Clark could console himself with the fact that he wasn’t a Martian (yet again), that he was still plainly visible if only you looked up, and that he was still not privy to what exactly was passing within the two agile minds. He could, if he tried, focus his X-ray and microscopic vision on the firing synapses and the bright-red blood cells that ferried fresh oxygen from the heart and lungs back into the gray matter, but the thoughts themselves were invisible.

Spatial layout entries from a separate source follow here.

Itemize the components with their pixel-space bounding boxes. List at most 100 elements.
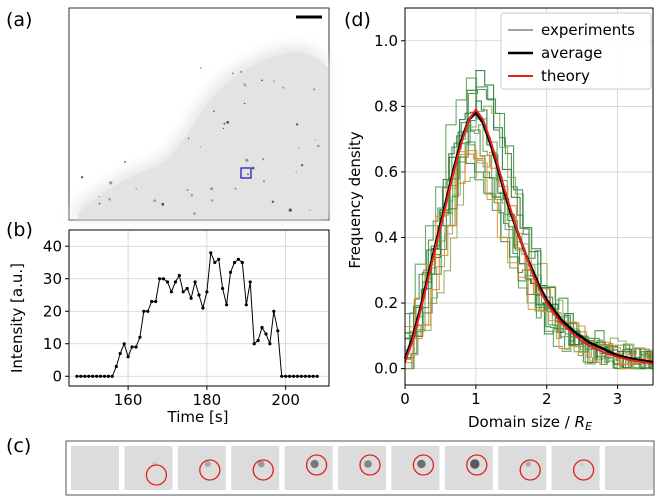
intensity-point: [106, 374, 110, 378]
intensity-line: [76, 252, 318, 377]
intensity-point: [134, 345, 138, 349]
intensity-point: [154, 299, 158, 304]
punctum: [295, 171, 297, 173]
panel-label-d: (d): [344, 9, 371, 31]
intensity-point: [181, 290, 185, 294]
tick-label-y: 30: [43, 270, 62, 288]
intensity-point: [303, 374, 307, 378]
intensity-point: [256, 338, 260, 343]
panel-label-a: (a): [6, 9, 32, 31]
panel-c-frames: [65, 440, 655, 496]
intensity-point: [268, 342, 272, 346]
detection-circle: [466, 454, 488, 476]
tick-label-y: 0.6: [374, 163, 398, 181]
punctum: [108, 198, 111, 201]
punctum: [153, 199, 157, 202]
intensity-point: [252, 342, 256, 346]
intensity-point: [209, 251, 213, 255]
spot: [417, 459, 426, 469]
intensity-point: [315, 374, 319, 378]
intensity-point: [165, 280, 170, 284]
axes-frame: [404, 7, 654, 386]
tick-label-y: 0.4: [374, 228, 398, 246]
intensity-point: [221, 286, 225, 291]
punctum: [313, 88, 316, 91]
punctum: [245, 85, 247, 87]
punctum: [81, 176, 84, 179]
intensity-point: [169, 290, 173, 294]
legend-entry: average: [541, 44, 602, 62]
intensity-point: [158, 277, 162, 281]
frame-tile: [177, 446, 226, 490]
punctum: [296, 123, 299, 126]
intensity-point: [126, 355, 130, 359]
tick-label-y: 1.0: [374, 32, 398, 50]
punctum: [226, 120, 230, 124]
spot: [525, 461, 532, 467]
intensity-point: [189, 296, 193, 300]
intensity-point: [228, 270, 233, 274]
punctum: [245, 158, 249, 162]
detection-circle: [359, 454, 381, 476]
spot: [579, 461, 584, 467]
axes-frame: [68, 229, 330, 387]
intensity-point: [236, 257, 240, 261]
punctum: [261, 158, 265, 161]
detection-circle: [252, 459, 274, 481]
intensity-point: [83, 374, 87, 378]
punctum: [211, 199, 214, 202]
punctum: [317, 144, 320, 148]
punctum: [193, 212, 196, 215]
intensity-point: [87, 374, 91, 378]
punctum: [231, 72, 234, 75]
intensity-point: [311, 374, 315, 378]
punctum: [210, 187, 214, 191]
frame-tile: [338, 446, 386, 490]
intensity-point: [307, 374, 311, 378]
intensity-point: [130, 345, 134, 349]
punctum: [314, 139, 316, 141]
intensity-point: [150, 299, 154, 304]
intensity-point: [240, 260, 244, 265]
panel-b-intensity-trace: 160 180 200 0 10 20 30 40: [43, 229, 330, 409]
intensity-point: [95, 374, 99, 378]
intensity-point: [264, 332, 268, 336]
intensity-point: [193, 280, 197, 284]
detection-circle: [199, 459, 221, 481]
intensity-point: [276, 329, 280, 333]
punctum: [186, 188, 189, 192]
tick-label-x: 180: [193, 391, 222, 409]
intensity-point: [217, 257, 221, 261]
punctum: [298, 147, 300, 149]
intensity-point: [225, 303, 229, 307]
legend-box: [500, 12, 652, 90]
intensity-point: [102, 374, 107, 378]
intensity-point: [173, 280, 177, 284]
tick-label-x: 200: [271, 391, 300, 409]
panel-a-image: [68, 7, 330, 221]
punctum: [240, 70, 243, 73]
intensity-point: [299, 374, 303, 378]
intensity-point: [201, 306, 205, 310]
punctum: [98, 195, 100, 198]
tick-label-x: 1: [471, 390, 481, 408]
intensity-point: [98, 374, 103, 378]
intensity-point: [122, 342, 126, 346]
intensity-point: [161, 277, 166, 281]
detection-circle: [412, 454, 435, 476]
frame-tile: [551, 446, 600, 490]
panel-d-xlabel: Domain size / RE: [468, 413, 592, 433]
intensity-point: [280, 374, 284, 378]
intensity-point: [284, 374, 288, 378]
intensity-point: [260, 325, 264, 330]
punctum: [161, 202, 165, 206]
punctum: [272, 80, 275, 82]
spot: [257, 460, 265, 468]
intensity-point: [197, 293, 201, 297]
punctum: [243, 102, 246, 105]
punctum: [309, 209, 311, 211]
frame-tile: [231, 446, 280, 490]
frame-tile: [391, 446, 440, 490]
intensity-point: [248, 280, 252, 284]
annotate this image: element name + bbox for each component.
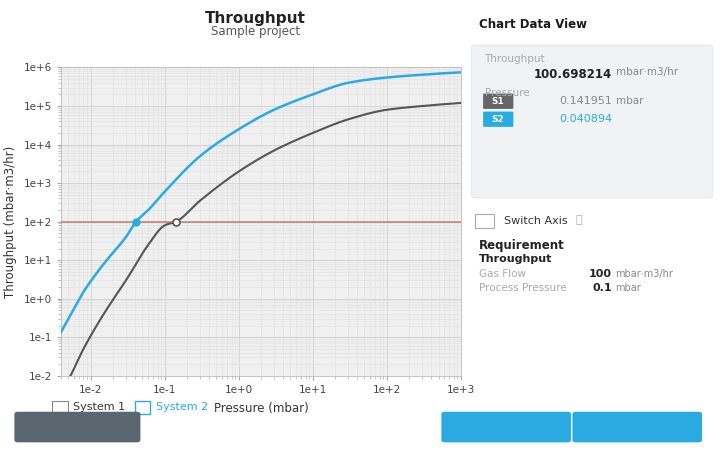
Text: 0.040894: 0.040894	[559, 114, 612, 124]
Text: S1: S1	[492, 97, 505, 106]
Text: mbar·m3/hr: mbar·m3/hr	[616, 269, 673, 279]
Text: mbar: mbar	[616, 283, 642, 293]
Text: 0.1: 0.1	[593, 283, 612, 293]
Text: Throughput: Throughput	[479, 254, 552, 264]
Y-axis label: Throughput (mbar·m3/hr): Throughput (mbar·m3/hr)	[4, 145, 17, 298]
Text: System 2: System 2	[156, 402, 209, 412]
Text: ⬜  Export to Image: ⬜ Export to Image	[458, 422, 554, 432]
Text: Sample project: Sample project	[211, 25, 300, 38]
Text: 100.698214: 100.698214	[534, 68, 612, 81]
Text: Throughput: Throughput	[485, 54, 545, 64]
Text: Switch Axis: Switch Axis	[504, 216, 567, 225]
Text: ⬜  Export to CSV: ⬜ Export to CSV	[595, 422, 680, 432]
Text: S2: S2	[492, 115, 505, 124]
Text: mbar·m3/hr: mbar·m3/hr	[616, 68, 678, 77]
Text: 0.141951: 0.141951	[559, 96, 612, 106]
Text: ⚙  Chart Settings: ⚙ Chart Settings	[32, 422, 123, 432]
Text: mbar: mbar	[616, 96, 643, 106]
Text: ✓: ✓	[138, 402, 147, 412]
Text: ✓: ✓	[55, 402, 64, 412]
Text: Requirement: Requirement	[479, 239, 564, 252]
Text: Pressure: Pressure	[485, 88, 529, 98]
Text: Chart Data View: Chart Data View	[479, 18, 587, 31]
X-axis label: Pressure (mbar): Pressure (mbar)	[214, 402, 308, 415]
Text: Gas Flow: Gas Flow	[479, 269, 526, 279]
Text: Process Pressure: Process Pressure	[479, 283, 567, 293]
Text: Throughput: Throughput	[205, 11, 306, 26]
Text: 100: 100	[589, 269, 612, 279]
Text: ⓘ: ⓘ	[576, 216, 582, 225]
Text: System 1: System 1	[73, 402, 125, 412]
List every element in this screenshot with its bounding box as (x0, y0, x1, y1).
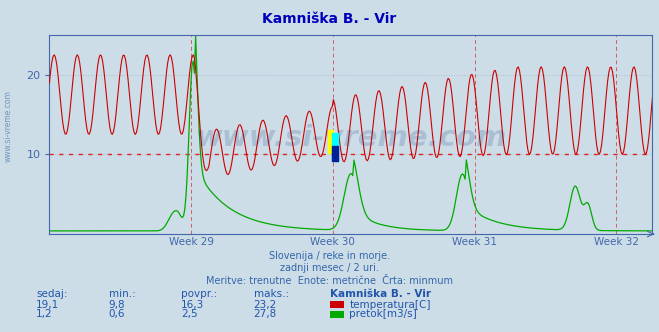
Text: Meritve: trenutne  Enote: metrične  Črta: minmum: Meritve: trenutne Enote: metrične Črta: … (206, 276, 453, 286)
Text: pretok[m3/s]: pretok[m3/s] (349, 309, 417, 319)
Text: 2,5: 2,5 (181, 309, 198, 319)
Text: Week 30: Week 30 (310, 237, 355, 247)
Text: www.si-vreme.com: www.si-vreme.com (3, 90, 13, 162)
Text: 16,3: 16,3 (181, 300, 204, 310)
Text: Kamniška B. - Vir: Kamniška B. - Vir (330, 289, 430, 299)
Bar (328, 130, 333, 153)
Text: 9,8: 9,8 (109, 300, 125, 310)
Text: maks.:: maks.: (254, 289, 289, 299)
Text: Slovenija / reke in morje.: Slovenija / reke in morje. (269, 251, 390, 261)
Bar (332, 146, 337, 161)
Text: temperatura[C]: temperatura[C] (349, 300, 431, 310)
Text: 23,2: 23,2 (254, 300, 277, 310)
Text: 19,1: 19,1 (36, 300, 59, 310)
Text: Week 31: Week 31 (452, 237, 497, 247)
Text: min.:: min.: (109, 289, 136, 299)
Text: povpr.:: povpr.: (181, 289, 217, 299)
Text: zadnji mesec / 2 uri.: zadnji mesec / 2 uri. (280, 263, 379, 273)
Text: www.si-vreme.com: www.si-vreme.com (195, 124, 507, 152)
Text: Kamniška B. - Vir: Kamniška B. - Vir (262, 12, 397, 26)
Text: Week 29: Week 29 (169, 237, 214, 247)
Text: sedaj:: sedaj: (36, 289, 68, 299)
Text: 0,6: 0,6 (109, 309, 125, 319)
Text: 1,2: 1,2 (36, 309, 53, 319)
Bar (332, 133, 337, 161)
Text: 27,8: 27,8 (254, 309, 277, 319)
Text: Week 32: Week 32 (594, 237, 639, 247)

This was only the coldest of comforts when one remembered that Dick and Alfred were the two people that Bruce felt safest with, the two people he’d be most likely to confide in. Clark could tell himself that he wasn’t reading Bruce’s mind, and that made it okay-but nothing could change the fact that he was spying and eavesdropping on a conversation with one of the few people Bruce wasn’t afraid to share his inner thoughts with-indeed, one of the few people who didn’t really need him to share those thoughts; Dick’s peculiar gift was to get Bruce.

“Thank you,” Bruce said, voice low enough that Clark had to strain to catch it, “for mentioning your uncle and Jack Haly, instead of one of your friends or something. It makes me feel a little less terrible about you not feeling welcome at home.”